Willow Raised Garden Bed, Master Garden Products

Willow Raised Garden Bed, Master Garden Products

Mr. Sloan is a reluctant gardener, partially due to spring being a busy season for him and less than ideal for having time to plant, and partially because he grew up without gardens. Given that, a 4′ by 4′ wide by 18″ depth garden is all that he agreed to try. The depth is chosen for the aforementioned Carrots, which need depth.

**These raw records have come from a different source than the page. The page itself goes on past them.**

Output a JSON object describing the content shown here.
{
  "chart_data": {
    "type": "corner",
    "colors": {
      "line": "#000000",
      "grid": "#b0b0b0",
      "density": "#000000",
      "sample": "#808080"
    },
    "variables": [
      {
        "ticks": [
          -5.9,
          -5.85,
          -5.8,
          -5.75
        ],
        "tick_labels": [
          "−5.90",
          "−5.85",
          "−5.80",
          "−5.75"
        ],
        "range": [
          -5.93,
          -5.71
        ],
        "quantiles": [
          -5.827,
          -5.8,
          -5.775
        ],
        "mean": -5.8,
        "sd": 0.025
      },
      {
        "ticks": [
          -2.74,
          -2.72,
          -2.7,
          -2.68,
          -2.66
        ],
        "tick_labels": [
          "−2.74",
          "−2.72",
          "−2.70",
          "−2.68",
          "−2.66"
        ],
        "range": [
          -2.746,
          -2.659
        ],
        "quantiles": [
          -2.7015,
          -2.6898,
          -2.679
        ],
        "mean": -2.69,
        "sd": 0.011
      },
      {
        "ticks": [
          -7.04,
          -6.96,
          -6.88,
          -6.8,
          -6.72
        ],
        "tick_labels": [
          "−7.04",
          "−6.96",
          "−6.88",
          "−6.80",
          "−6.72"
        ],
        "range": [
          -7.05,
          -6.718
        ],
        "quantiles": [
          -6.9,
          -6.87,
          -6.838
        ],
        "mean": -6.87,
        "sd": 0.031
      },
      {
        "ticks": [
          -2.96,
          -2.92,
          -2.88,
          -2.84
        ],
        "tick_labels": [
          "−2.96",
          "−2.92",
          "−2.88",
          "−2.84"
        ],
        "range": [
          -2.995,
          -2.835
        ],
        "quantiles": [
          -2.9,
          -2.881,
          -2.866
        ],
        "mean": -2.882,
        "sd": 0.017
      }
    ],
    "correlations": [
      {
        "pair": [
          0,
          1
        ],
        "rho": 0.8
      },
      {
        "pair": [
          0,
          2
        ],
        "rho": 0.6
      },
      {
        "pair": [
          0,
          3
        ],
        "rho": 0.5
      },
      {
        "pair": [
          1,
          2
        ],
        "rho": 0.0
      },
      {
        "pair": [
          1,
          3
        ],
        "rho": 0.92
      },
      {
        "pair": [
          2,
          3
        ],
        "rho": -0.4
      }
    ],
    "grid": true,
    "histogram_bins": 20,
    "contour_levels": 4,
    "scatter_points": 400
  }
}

Mrs. Sloan realizes that all her previous gardens were 4 feet by 29 feet. Now we all know that at least one more of these raised beds is likely to be necessary. But, until then, a plan for one garden encompassing all the varieties of tomatoes on order and all the peppers, not to mention the lettuce and beans and corn and carrots and radishes and, well, you get the picture. A plan needs to be in place. Square foot gardening seems to be the way to go.



Garden Grid

Using excel, I developed a square foot garden plan, then filled it. Square foot gardening says that one square can be dedicated to marigolds, but giving up a square seems a waste of space. Though it may not work, I plan to try planting the marigolds under the tomatoes. Corn, Southern peas or beans, and squash are known as the three sisters. The corn provides support for the beans or peas to grow up the stalk and the squash shades the soil. Unfortunately, a stink bug infestation means that squash is not likely to be wildly successful.  This is the plan as is stands now.

The willow bed arrives soon, requiring 24 cubic feet of dirt to fill it. The tomatoes and peppers are on order and the seeds have been gathered. Planting time is getting close!